As historian Andrew Bacevich has long warned, the professional military has become more of an instrument of imperial ambition than a defender of democratic values, with senior officers more concerned with their next post than with the Constitution they swore to uphold. Kaine’s silence was not a mere slip of the tongue; it was a symptom of a deeper malaise.

The logistical picture Kaine described in private was not theoretical; the calculations were unforgiving.

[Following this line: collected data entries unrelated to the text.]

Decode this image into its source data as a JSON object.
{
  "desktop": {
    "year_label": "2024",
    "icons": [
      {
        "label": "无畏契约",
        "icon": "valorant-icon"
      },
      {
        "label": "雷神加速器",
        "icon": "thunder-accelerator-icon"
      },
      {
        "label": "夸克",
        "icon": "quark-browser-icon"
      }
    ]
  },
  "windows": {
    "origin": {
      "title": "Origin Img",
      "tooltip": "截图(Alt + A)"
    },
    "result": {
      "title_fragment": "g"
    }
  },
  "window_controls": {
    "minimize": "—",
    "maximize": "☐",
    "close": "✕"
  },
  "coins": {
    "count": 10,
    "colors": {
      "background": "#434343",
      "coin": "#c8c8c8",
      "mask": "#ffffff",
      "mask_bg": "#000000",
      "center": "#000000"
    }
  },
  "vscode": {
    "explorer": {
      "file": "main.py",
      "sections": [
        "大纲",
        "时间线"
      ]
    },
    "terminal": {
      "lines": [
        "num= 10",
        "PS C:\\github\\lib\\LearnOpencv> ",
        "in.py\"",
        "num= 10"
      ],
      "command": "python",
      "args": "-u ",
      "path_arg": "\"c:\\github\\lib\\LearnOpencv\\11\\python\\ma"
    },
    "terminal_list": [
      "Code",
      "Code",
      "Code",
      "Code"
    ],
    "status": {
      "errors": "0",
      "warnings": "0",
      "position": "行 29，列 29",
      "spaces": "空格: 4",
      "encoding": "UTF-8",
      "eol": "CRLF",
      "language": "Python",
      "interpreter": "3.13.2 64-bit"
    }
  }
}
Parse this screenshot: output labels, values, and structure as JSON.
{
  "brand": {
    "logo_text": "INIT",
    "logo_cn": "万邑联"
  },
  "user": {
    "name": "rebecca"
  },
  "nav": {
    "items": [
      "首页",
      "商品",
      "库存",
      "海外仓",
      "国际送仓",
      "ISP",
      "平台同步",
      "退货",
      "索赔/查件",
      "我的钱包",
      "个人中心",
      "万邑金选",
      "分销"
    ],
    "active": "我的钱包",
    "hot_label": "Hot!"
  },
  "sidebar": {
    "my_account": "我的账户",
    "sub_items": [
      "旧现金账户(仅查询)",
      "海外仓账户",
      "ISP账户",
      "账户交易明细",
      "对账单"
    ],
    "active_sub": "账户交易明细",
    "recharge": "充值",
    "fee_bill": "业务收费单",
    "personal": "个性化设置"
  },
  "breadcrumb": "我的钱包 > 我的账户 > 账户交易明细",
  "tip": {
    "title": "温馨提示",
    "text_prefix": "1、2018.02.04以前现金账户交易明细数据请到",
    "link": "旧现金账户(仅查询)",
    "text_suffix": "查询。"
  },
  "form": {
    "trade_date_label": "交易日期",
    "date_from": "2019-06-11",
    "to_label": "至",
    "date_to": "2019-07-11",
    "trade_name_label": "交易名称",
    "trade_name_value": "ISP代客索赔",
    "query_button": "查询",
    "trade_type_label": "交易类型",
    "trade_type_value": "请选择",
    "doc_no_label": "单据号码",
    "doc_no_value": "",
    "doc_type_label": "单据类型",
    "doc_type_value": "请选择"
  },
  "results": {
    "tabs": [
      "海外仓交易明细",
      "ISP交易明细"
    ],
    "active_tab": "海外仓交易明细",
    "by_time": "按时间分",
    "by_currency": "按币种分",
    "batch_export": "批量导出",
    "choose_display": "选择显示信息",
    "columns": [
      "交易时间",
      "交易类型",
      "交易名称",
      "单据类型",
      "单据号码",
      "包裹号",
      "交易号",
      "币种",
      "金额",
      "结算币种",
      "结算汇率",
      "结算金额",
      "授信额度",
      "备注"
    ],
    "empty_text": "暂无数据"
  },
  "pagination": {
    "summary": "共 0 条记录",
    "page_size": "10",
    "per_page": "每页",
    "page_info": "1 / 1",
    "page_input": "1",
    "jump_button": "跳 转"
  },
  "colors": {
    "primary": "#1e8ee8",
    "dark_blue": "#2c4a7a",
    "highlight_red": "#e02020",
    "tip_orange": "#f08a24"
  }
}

Current stockpiles of interceptor missiles and precision munitions could not sustain a prolonged air campaign against a country three times the size of Iraq. The Wall Street Journal documented a “worrying gap” in U.S. missile stockpiles, noting that reserves were “far below” the requirements of intensive and sustained operations. Pentagon contractors were instructed to “double or even quadruple” production of Patriot, SM-6, and precision-strike missiles—a tacit admission that the arsenal built for Cold War scenarios is inadequate for the war being fought today.

Consider Gaza: Israel, the most heavily armed military power in the Middle East, with complete air and naval dominance, has turned a tiny coastal strip into a moon-like landscape of devastation over two and a half years, yet it has not broken Hamas. Gaza is only 37 kilometers long. Iran, on the other hand, is a nation of 90 million people, with mountainous terrain, strategic depth, fortified infrastructure, and a combat-hardened Revolutionary Guard. The idea that it will collapse under a few weeks of American airstrikes is not strategy; it is wishful thinking. “God help us if this continues, if it gets to four weeks,” Colonel Daniel Davis warned on the Deep Dive podcast. He was speaking in military terms, and the same prayer applies. Politically.

When Trump now raises the prospect of sending ground troops, he is not escalating from a position of strength, but rather improvising from a position of denial. Admitting that air power and missiles alone cannot achieve the political objective is an admission that the original objective was never honestly assessed. This is the pattern of American wars at the end of an empire: Glittering promises, disastrous calculations, and then a grim and horrific reckoning paid in blood by those who had no seat at the table where the lies were told.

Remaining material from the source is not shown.